New search function bypasses keywords, using user-uploaded images to search instead.
Written by Greg Nichols, Contributing Writer

Advances in machine vision may soon allow you to search using images instead of keywords.

That may not seem wholly intuitive, but images contain a wealth of information, which makes searching via user-uploaded images a tool with lots of potential. Engineers at Shutterstock, which has a library of 80 million stock photos, have been experimenting with machine vision and machine learning to augment their search capability.

Right now when you search for an image on Shutterstock, algorithms match your search with related keywords attached to images in the library. But keyword data, while pretty useful for indexing images into categories, isn't as effective for surfacing the best and most relevant content. So Shutterstock's computer vision team worked to apply machine learning techniques to reimagine and rebuild that process.
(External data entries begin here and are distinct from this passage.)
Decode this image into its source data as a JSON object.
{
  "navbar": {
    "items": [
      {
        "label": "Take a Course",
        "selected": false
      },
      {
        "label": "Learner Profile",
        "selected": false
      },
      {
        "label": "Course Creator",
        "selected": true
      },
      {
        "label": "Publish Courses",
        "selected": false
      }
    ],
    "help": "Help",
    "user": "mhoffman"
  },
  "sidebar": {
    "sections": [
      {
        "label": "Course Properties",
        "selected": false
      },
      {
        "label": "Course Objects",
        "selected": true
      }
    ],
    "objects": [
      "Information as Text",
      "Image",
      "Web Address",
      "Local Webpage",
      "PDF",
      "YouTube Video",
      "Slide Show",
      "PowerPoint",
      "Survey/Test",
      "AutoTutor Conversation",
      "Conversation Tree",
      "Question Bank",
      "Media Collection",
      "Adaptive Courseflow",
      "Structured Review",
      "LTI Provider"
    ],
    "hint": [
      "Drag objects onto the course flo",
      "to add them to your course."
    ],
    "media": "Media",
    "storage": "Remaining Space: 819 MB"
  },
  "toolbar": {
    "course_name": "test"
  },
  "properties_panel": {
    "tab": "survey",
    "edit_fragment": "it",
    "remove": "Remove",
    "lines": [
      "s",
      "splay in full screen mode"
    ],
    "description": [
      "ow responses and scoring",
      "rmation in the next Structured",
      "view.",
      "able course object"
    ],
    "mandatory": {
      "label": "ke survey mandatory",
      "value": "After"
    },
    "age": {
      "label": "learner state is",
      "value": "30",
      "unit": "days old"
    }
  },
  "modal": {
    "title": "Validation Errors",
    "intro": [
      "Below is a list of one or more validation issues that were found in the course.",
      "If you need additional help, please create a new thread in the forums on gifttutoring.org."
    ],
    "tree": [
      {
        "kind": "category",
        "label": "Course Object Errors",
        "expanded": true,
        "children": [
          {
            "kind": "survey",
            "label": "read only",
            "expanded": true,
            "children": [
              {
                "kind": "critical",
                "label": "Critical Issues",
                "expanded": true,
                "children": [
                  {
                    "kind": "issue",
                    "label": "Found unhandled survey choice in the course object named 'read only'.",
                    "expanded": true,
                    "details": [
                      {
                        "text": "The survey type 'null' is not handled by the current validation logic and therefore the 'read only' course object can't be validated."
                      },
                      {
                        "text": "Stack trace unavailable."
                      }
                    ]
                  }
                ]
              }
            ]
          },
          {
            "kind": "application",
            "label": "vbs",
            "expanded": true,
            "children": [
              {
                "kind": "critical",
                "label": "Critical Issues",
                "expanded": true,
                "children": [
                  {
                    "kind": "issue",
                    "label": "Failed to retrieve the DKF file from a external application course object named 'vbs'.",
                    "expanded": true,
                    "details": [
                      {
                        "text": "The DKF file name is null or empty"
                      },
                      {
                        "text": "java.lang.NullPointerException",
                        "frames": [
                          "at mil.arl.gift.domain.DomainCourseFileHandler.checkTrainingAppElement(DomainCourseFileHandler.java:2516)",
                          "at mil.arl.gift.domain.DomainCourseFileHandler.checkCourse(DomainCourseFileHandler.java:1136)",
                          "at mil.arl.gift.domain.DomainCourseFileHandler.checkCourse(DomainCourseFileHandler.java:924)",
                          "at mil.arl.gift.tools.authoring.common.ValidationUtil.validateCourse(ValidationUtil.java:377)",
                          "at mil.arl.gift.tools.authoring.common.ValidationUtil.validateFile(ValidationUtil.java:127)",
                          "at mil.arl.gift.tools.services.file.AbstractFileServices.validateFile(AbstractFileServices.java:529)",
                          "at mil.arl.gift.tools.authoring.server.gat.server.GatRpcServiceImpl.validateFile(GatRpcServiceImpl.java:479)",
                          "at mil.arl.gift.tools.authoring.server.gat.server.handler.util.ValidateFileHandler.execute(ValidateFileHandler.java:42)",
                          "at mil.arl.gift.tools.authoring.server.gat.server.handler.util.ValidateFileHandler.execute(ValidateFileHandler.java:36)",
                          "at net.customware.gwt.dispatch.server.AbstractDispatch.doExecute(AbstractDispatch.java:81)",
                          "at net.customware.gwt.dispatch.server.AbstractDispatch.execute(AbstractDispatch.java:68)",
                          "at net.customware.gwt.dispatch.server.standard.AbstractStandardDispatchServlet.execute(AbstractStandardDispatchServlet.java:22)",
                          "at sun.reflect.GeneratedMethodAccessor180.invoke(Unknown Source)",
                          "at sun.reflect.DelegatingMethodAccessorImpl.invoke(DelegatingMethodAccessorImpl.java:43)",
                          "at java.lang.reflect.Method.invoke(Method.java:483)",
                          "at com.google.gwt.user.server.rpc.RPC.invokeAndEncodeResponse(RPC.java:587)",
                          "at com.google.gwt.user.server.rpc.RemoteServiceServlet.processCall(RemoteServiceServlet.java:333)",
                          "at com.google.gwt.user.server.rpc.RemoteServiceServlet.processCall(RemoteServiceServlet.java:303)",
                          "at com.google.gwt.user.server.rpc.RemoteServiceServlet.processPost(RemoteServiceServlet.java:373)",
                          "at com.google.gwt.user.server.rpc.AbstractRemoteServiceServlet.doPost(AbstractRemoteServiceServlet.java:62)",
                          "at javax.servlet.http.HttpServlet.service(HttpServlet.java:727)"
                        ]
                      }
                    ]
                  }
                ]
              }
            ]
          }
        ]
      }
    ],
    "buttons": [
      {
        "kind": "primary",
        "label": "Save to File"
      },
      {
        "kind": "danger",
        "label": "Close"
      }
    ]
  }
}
The result is pretty cool, and an early look at a new way of searching that's going to become a lot more relevant as machine learning and machine vision improve.

Shutterstock's search technology now relies instead on pixel data within images.

According to VP of engineering Kevin Lester: "It has studied our 70 million images and 4 million video clips, broken them down into their principal features, and now recognizes what's inside each and every image, including shapes, colors, and the smallest of details; this visual and conceptual data is represented numerically."

That means you can search for images that have the look and feel of another image you particularly like, which expands the dimensions of searchable qualities in Shutterstock's library significantly. Instead of searching for "San Francisco," for example, you can now search for particularly grainy photos with a certain kind of lighting.

Search applications utilizing machine vision and machine learning are bound to expand. One day soon you'll be able to point your smartphone camera at anything in the visible world and retrieve relevant information based on image search technology.